What really needs to happen is that we need a sense of model complexity for the conditional mean embedding. We need to let the learning algorithm know that, in the face of seemingly equivalent models with similar validation performance, which ones would be a simpler explanation of the data that is more likely to be correct as per Occam’s razor.
This is one of the main contributions of our paper — a novel model complexity measure termed the Rademacher complexity bound that arises from learning theoretic bounds for the expected generalization risk.
Let us see how well our learning algorithm works on toy examples and verify that the Rademacher complexity bound (RCB) measures model complexity intuitively.
First up we have a sanity check. The spiral dataset is a simple but nonlinearly separable dataset with three classes. We begin with hyperparameters that result in an underfitted and oversimplified model with a test accuracy of 50%.
The goal here is two fold. Firstly, we want to see if our learning algorithm can learn patterns with the appropriate complexity to generalize well. Secondly, we want to see if our proposed Rademacher complexity bound (RCB) is interpretable as a model complexity measure.
This demonstration shows that our learning algorithm do learn hyperparameters that result in a model with appropriate complexity that generalizes well, driving test accuracy from 50% to at 99.33%. Critically, the RCB measure also aligns with our intuition that it should get higher as the model becomes more complex and curvy. Finally, the resulting model is a pleasing spiral pattern that one would expect for this dataset, instead of other crooked patterns that could still perform well on the test data but in an unnatural way.

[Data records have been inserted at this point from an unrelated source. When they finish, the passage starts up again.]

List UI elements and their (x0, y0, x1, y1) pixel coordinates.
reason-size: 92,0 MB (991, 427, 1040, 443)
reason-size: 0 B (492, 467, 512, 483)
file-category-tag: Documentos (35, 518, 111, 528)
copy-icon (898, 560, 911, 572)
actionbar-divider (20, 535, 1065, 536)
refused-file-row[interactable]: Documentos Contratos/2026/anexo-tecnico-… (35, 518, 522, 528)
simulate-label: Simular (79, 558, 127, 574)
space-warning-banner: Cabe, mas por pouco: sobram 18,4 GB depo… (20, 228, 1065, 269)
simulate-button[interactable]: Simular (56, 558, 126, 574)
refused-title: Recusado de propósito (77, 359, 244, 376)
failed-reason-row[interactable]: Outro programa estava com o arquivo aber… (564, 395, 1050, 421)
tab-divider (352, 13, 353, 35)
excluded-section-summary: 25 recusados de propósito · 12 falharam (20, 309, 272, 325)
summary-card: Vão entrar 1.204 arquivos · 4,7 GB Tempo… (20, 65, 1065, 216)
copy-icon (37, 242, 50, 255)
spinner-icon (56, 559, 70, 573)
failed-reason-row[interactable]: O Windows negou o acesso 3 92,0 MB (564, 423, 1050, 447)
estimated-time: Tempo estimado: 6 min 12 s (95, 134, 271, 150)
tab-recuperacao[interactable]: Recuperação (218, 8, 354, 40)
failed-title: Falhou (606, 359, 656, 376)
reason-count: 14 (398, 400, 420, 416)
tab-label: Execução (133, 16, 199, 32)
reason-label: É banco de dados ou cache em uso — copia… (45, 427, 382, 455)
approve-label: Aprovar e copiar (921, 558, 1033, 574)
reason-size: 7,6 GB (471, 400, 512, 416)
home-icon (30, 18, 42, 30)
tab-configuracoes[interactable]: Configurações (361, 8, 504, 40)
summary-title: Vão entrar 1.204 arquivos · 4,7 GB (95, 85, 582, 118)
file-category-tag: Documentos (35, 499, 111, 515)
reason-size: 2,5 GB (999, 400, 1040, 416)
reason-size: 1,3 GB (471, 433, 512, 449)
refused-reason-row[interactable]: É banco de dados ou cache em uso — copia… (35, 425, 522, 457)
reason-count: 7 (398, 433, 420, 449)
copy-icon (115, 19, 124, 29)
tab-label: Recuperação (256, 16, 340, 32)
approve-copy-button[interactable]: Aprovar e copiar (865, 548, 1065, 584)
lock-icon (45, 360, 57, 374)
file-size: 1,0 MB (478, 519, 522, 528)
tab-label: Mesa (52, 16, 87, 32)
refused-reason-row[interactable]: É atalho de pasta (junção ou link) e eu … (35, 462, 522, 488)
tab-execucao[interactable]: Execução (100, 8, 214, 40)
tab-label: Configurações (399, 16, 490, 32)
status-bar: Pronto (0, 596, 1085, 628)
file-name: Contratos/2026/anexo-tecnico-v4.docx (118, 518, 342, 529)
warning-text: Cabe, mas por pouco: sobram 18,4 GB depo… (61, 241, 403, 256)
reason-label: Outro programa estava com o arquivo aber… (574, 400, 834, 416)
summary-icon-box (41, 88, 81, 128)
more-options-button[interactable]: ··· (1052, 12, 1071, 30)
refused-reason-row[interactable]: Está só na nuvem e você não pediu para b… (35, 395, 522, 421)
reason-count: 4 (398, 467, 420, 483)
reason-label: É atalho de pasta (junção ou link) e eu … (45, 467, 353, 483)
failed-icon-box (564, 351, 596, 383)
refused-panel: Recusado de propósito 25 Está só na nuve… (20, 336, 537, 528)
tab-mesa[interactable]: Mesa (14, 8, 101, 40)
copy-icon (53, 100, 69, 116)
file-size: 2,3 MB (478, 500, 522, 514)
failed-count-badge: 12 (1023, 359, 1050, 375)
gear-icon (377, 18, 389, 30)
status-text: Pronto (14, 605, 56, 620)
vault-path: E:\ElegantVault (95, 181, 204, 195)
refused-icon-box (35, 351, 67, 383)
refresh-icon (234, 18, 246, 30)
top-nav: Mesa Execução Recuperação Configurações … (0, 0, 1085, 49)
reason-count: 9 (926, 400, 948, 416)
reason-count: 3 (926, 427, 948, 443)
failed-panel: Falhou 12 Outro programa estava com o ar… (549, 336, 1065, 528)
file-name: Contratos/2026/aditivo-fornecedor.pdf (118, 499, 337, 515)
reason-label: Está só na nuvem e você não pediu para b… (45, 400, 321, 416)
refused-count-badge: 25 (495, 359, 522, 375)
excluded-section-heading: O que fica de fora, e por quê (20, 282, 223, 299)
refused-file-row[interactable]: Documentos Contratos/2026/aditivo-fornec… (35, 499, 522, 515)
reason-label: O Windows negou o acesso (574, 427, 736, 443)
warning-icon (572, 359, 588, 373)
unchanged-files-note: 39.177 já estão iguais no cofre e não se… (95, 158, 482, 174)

Back to the non-separable iris scenario, we will begin with the initially overfitted and underfitted models shown before and apply our learning algorithm onto these two initial states.
Amazingly, even though the model started from very different states, under our learning algorithm they converge to the same complexity balanced model — the one that we claimed was optimal for this data.
In particular, the RCB for the initially overfitted model starts off high and decreases over time, while the RCB for the initially underfitted model starts of low and increases over time. They both reach the same balanced complexity at the end of 500 iterations.
In terms of accuracy, even though the training accuracy for the initially overfitted model is decreasing, its test accuracy is improving throughout its learning. The learning algorithm knows to trade off performance on known data for the sake of a simpler model.
Our learning algorithm provides both an interpretable quantity, the Rademacher complexity bound, for model learning diagnostics, and a robust way to ensure good generalization in non-trivial scenarios.